Jakarta – Pemerintah Kota Semarang berhasil meraih dua penghargaan nasional di bidang digital. Penghargaan tersebut mencakup juara pertama dalam Gajah Mada Digital Transformation Governance Index (GM-DTGI) 2024 dan pengakuan sebagai kota dengan inovasi digital terbaik dalam pelayanan publik.
GM-DTGI adalah indeks yang dikembangkan oleh Fakultas Ekonomika dan Bisnis Universitas Gadjah Mada (FEB UGM) untuk menilai transformasi digital di 514 kabupaten/kota di Indonesia, termasuk penerapan Sistem Pemerintahan Berbasis Elektronik (SPBE) dan inovasi digital lainnya.
Kota Semarang dinilai unggul dalam mengintegrasikan aplikasi digital yang mempermudah pelayanan publik, seperti Sapa Mbak Ita, Savira (Semarang Virtual Assistant), Call Center 112, serta aplikasi Pantau Sampah, Pantau Banjir, dan Rob.
Kepala Dinas Komunikasi dan Informatika Kota Semarang, Soenarto, menjelaskan bahwa Semarang meraih nilai sempurna pada tiga dari tujuh pilar penilaian, yaitu Tata Kelola dan Kepemimpinan, Ekosistem Digital, dan Desain Platform Berpusat pada Pengguna.
“Walaupun prestasi ini membanggakan, masih ada beberapa hal yang perlu diperbaiki, dan kami berkomitmen untuk terus meningkatkan layanan digital demi menciptakan smart city yang lebih baik,” kata Soenarto dalam keterangan tertulis, Sabtu (12/10/2024).
Pernyataan ini disampaikannya saat mewakili Wali Kota Semarang dalam menerima penghargaan yang diserahkan oleh Wakil Menteri Komunikasi dan Informatika Republik Indonesia, Nezar Patria, dalam acara di Auditorium Sukadji Ranuwihardjo, Universitas Gadjah Mada, Yogyakarta, pada Jumat (11/10) lalu.
Di kesempatan lain, Wali Kota Semarang, Hevearita Gunaryanti Rahayu, merasa bangga atas pencapaian ini dan menyatakan bahwa penghargaan ini merupakan hasil kerja sama seluruh pihak. “Penghargaan ini lebih sebagai bonus atas kerja keras semua stakeholder di Kota Semarang.

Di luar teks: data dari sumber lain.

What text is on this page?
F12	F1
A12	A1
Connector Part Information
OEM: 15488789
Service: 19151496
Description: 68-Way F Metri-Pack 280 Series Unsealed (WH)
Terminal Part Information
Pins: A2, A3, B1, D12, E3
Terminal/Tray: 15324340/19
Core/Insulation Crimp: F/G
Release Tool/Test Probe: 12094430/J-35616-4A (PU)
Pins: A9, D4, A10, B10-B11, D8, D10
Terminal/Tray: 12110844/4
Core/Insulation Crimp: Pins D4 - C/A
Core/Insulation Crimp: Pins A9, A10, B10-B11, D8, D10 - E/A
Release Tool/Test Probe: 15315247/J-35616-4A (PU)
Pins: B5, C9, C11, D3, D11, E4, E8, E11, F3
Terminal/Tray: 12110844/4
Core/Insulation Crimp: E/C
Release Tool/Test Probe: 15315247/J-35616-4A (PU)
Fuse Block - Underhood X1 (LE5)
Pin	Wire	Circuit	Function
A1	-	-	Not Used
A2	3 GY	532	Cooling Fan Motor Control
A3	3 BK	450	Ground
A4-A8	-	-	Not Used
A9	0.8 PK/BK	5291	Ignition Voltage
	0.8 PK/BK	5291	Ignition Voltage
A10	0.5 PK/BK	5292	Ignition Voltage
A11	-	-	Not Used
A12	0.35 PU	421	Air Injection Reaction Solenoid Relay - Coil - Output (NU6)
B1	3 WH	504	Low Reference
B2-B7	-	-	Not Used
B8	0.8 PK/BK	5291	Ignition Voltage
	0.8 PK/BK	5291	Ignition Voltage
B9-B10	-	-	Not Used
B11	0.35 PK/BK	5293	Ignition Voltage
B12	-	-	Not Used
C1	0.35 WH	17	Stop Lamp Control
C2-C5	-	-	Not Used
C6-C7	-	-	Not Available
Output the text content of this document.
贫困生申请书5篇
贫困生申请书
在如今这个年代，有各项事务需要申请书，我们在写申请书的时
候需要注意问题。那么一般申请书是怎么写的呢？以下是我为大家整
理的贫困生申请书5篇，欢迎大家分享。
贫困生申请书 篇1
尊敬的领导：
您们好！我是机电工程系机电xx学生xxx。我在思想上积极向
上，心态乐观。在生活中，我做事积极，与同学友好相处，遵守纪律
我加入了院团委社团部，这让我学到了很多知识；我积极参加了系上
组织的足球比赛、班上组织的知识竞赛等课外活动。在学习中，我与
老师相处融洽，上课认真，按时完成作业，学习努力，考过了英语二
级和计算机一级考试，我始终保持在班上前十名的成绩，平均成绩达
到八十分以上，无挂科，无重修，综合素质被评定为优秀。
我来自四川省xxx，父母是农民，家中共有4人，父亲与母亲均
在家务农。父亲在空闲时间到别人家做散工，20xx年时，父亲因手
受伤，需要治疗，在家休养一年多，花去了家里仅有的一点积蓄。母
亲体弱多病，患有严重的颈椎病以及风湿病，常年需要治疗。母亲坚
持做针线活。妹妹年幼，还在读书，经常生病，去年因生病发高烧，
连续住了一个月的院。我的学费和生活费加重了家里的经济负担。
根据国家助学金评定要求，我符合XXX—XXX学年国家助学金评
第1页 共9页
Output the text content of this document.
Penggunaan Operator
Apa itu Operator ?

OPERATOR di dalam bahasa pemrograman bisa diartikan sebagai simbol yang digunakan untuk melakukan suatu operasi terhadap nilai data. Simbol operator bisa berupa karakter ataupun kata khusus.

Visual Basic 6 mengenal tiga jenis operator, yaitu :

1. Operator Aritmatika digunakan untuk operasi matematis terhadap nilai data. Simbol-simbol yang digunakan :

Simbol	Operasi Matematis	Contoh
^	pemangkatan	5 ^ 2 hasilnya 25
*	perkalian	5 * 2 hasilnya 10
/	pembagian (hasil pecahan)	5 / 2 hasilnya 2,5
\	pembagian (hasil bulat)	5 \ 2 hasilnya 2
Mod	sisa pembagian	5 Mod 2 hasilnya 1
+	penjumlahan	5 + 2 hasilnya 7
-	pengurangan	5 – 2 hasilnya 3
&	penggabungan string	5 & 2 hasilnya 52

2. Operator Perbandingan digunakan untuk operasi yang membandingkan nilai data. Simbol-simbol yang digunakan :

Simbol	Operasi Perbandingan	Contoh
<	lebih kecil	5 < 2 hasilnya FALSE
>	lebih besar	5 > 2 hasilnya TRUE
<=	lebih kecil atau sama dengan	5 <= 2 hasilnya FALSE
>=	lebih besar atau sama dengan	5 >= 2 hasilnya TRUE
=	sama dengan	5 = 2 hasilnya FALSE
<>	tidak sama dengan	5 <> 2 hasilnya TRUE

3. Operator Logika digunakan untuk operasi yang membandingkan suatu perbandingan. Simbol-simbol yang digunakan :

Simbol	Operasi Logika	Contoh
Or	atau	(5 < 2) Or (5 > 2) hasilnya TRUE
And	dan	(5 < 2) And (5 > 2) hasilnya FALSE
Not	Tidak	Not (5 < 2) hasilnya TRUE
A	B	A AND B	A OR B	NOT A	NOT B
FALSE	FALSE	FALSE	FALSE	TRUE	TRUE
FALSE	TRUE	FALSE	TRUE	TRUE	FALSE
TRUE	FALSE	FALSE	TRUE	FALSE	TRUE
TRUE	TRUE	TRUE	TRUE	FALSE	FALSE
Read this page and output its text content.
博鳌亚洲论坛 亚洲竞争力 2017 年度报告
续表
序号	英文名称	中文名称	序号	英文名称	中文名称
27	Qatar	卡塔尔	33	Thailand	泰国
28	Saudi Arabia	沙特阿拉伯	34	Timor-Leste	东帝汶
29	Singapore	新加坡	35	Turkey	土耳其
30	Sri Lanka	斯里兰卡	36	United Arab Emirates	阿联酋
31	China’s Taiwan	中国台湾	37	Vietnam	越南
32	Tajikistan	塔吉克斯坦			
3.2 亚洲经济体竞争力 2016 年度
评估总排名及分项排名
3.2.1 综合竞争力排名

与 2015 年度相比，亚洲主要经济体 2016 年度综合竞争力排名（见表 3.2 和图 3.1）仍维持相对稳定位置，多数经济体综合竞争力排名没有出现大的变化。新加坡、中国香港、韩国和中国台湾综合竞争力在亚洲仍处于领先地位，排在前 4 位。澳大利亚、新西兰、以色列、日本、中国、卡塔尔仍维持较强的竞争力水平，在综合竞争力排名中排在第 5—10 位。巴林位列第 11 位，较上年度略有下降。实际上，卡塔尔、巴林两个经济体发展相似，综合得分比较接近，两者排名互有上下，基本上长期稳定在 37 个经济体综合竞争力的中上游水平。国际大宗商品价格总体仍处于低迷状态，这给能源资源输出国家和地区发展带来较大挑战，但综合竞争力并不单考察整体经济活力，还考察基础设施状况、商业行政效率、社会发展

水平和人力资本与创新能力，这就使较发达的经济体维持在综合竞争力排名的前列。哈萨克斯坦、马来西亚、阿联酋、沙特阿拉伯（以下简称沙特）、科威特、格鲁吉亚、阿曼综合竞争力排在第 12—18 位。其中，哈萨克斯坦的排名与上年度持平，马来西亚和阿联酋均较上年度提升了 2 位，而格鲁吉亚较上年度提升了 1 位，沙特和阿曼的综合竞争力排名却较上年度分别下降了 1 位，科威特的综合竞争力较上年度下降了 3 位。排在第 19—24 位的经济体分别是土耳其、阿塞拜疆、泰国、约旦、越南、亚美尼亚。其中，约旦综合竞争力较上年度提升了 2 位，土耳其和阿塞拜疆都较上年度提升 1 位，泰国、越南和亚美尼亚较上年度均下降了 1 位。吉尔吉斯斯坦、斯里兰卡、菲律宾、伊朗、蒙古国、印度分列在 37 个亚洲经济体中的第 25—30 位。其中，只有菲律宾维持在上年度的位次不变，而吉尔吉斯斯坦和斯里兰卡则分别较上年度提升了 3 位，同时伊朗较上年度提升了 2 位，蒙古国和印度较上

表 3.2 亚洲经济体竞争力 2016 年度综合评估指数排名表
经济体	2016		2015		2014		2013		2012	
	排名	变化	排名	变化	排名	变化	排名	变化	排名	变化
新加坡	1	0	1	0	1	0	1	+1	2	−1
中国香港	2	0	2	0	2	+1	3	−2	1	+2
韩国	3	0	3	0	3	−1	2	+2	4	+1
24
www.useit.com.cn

Yang terpenting, inovasi yang kami lakukan bermanfaat dan dirasakan masyarakat,” ujarnya.
Wali Kota yang akrab disapa Mbak Ita menekankan bahwa penghargaan ini tidak membuat jajarannya merasa puas. Ia mendorong agar terus berbenah dan mengoptimalkan program pembangunan untuk menjadikan Semarang sebagai Kota Cerdas (Smart City), termasuk dengan mengintegrasikan aplikasi-aplikasi yang ada.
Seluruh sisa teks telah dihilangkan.